Les conséquences collatérales que peuvent amener les agressions sont nombreuses : hypervigilance, consommation de drogues, idées suicidaires, sentiment d'être anormal, jamais bien dans sa peau... « Prenez le temps, et prenez soin de vous. Regardez les conséquences que les agressions sexuelles ont pu amener dans votre vie », suggère Mme Lebreux aux personnes ayant subi des agressions.

Aider les autres

Guylaine Lebreux est psychoéducatrice et travaille en centre jeunesse. Celle qui dit avoir foncièrement « l'âme d'une intervenante » a décidé de créer une page Facebook, « Agression Sexuelle : Peut-on s'en sortir? », pour partager ressources, informations et mettre un frein à la honte et la culpabilité qui rongent souvent les victimes.

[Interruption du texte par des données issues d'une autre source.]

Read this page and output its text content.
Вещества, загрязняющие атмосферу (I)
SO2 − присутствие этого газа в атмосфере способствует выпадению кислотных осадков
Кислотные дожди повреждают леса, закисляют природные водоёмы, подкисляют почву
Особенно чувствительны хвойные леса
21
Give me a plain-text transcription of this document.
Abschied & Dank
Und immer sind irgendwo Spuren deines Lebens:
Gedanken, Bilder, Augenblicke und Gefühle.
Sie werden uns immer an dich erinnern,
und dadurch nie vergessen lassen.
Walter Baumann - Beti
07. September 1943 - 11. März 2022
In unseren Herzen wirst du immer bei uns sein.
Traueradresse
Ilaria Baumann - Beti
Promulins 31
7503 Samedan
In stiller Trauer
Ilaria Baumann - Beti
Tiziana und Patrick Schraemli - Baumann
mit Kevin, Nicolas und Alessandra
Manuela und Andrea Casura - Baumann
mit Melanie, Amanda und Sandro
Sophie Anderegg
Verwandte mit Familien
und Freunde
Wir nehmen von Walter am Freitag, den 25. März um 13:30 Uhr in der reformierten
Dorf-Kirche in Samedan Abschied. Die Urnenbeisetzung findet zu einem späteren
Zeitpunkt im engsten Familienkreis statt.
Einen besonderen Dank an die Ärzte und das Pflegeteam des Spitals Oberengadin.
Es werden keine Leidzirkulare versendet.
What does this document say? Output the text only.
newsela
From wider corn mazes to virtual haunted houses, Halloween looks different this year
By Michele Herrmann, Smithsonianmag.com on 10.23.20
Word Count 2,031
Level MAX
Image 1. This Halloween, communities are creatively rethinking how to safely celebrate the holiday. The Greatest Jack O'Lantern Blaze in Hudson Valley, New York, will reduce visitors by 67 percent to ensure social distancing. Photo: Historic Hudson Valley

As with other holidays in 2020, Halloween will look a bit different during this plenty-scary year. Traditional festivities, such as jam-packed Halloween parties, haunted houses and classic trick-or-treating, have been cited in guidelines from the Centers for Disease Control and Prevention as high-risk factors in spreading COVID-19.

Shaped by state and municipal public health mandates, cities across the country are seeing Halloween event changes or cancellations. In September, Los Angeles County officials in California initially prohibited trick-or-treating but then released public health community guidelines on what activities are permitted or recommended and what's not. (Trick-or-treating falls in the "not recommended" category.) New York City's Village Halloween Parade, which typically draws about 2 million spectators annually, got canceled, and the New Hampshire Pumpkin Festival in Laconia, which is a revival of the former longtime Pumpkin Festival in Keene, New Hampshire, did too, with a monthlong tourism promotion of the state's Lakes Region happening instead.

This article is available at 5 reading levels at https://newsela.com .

« Avec le vécu que j'ai et le chemin que j'ai fait, je me suis dit que je suis peut-être quelqu'un qui pourrait donner un petit coup de main », dit-elle.

Parce qu'elle insiste : après avoir été victime, puis survivante, Mme Lebreux vit pleinement, maintenant, « ce qui est complètement différent ». « On est capables de s'en sortir. Il reste toujours une cicatrice qui est fragile, il faut y faire attention. Mais ça se soigne et sa se guérit, comme toutes les conséquences qui peuvent en découler. »

Mme Lebreux travaille maintenant à mettre sur pied une conférence qu'elle présenterait à des personnes ayant été victimes d'agressions sexuelles, mais aussi à des agresseurs qui sont allés chercher de l'aide.

« À moment donné, ça suffit. Le crime ne nous appartient pas, il appartient à celui qui l'a commis », résume-t-elle.